Depuis, HelloAsso a changé d'échelle. «350.000 initiatives, activités ou projets associatifs ont été publiés sur HelloAsso ces douze derniers mois et 4,3 millions de personnes y ont pris part», détaille Léa Thomassin. Sur le milliard collecté, environ 7,5% ont été dédiés à des actions humanitaires et caritatives (75 millions d'euros), que ce soit pour soutenir l'Ukraine, lors des séismes survenus en Turquie et en Syrie, ou lors de campagnes annuelles, comme Octobre Rose. L'efficacité de la plateforme surprend encore parfois ses dirigeantes. En 2020, la dessinatrice Pénélope Bagieu avait mis en vente des dessins au profit de la Fondation Abbé Pierre. Les 24.000 euros demandés ont été récoltés presque instantanément, faisant d'abord croire à un «bug» technique : en 92 secondes, tout avait été vendu.

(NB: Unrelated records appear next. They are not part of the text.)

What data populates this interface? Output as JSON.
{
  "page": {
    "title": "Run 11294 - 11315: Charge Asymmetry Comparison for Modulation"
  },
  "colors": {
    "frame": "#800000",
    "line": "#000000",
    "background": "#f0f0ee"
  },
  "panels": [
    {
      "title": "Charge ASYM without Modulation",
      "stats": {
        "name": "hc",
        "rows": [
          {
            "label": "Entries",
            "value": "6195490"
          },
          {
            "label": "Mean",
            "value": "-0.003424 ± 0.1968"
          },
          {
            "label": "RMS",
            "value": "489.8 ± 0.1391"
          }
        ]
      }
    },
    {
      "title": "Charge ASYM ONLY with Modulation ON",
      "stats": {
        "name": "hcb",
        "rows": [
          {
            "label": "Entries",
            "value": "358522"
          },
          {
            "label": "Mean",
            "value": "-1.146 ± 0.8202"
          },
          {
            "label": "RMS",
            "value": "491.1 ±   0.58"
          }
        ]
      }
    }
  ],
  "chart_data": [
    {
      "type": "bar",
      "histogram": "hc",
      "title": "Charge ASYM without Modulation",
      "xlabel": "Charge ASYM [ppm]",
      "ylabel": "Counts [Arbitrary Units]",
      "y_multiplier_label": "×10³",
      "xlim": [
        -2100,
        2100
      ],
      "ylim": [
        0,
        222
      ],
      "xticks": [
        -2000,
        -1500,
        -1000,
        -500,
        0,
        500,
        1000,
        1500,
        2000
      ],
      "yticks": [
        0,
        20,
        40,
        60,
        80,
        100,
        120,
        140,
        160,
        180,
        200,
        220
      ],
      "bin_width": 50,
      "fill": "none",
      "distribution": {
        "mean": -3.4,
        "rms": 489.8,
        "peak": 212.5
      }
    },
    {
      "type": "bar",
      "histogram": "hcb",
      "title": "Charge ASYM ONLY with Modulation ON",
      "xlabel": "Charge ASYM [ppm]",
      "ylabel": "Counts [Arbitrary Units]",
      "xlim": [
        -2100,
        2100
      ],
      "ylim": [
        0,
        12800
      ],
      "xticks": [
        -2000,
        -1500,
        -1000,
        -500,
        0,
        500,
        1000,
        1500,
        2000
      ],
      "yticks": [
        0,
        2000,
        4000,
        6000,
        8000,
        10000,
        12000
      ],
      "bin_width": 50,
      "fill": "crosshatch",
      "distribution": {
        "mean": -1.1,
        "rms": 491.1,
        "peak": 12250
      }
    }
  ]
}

Au-delà du paiement en ligne en faveur des associations, HelloAsso veut également rendre plus visible le tissu associatif, par des partenariats avec les collectivités publiques, et en développant des outils comme BasiCompta, un logiciel de comptabilité pour les trésoriers d'associations. La plateforme organise également des formations, pour «aider les associations à se saisir des outils numériques». Depuis 2021, elle propose un véritable «moteur de recherche de la vie associative», pour trouver les organisations près de chez soi en fonction de ses centres d'intérêt. Enfin, HelloAsso travaille sur un logiciel de «tap to pay», qui permettra, au-delà des billetteries pour les évènements associatifs, d'étoffer l'application mobile existante pour en faire un terminal de paiement.

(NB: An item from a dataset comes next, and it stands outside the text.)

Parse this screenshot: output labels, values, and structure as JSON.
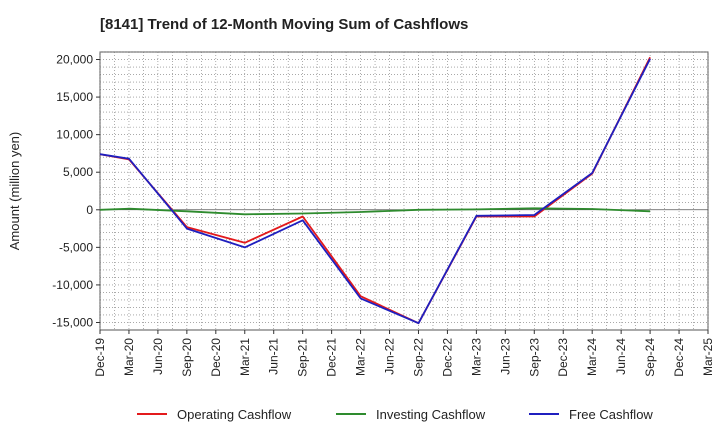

«On ne s'ennuie pas», résume Léa Thomassin. Selon elle, HelloAsso serait né d'un «vrai besoin du secteur associatif», et celui-ci perdure. Le cap symbolique du milliard est l'arbre qui cache la forêt. Sur la seule année 2022, 330 millions d'euros ont été récoltés. «On a mis quatorze ans pour récolter le premier milliard, on compte mettre un an et demi pour le deuxième», ambitionne la présidente.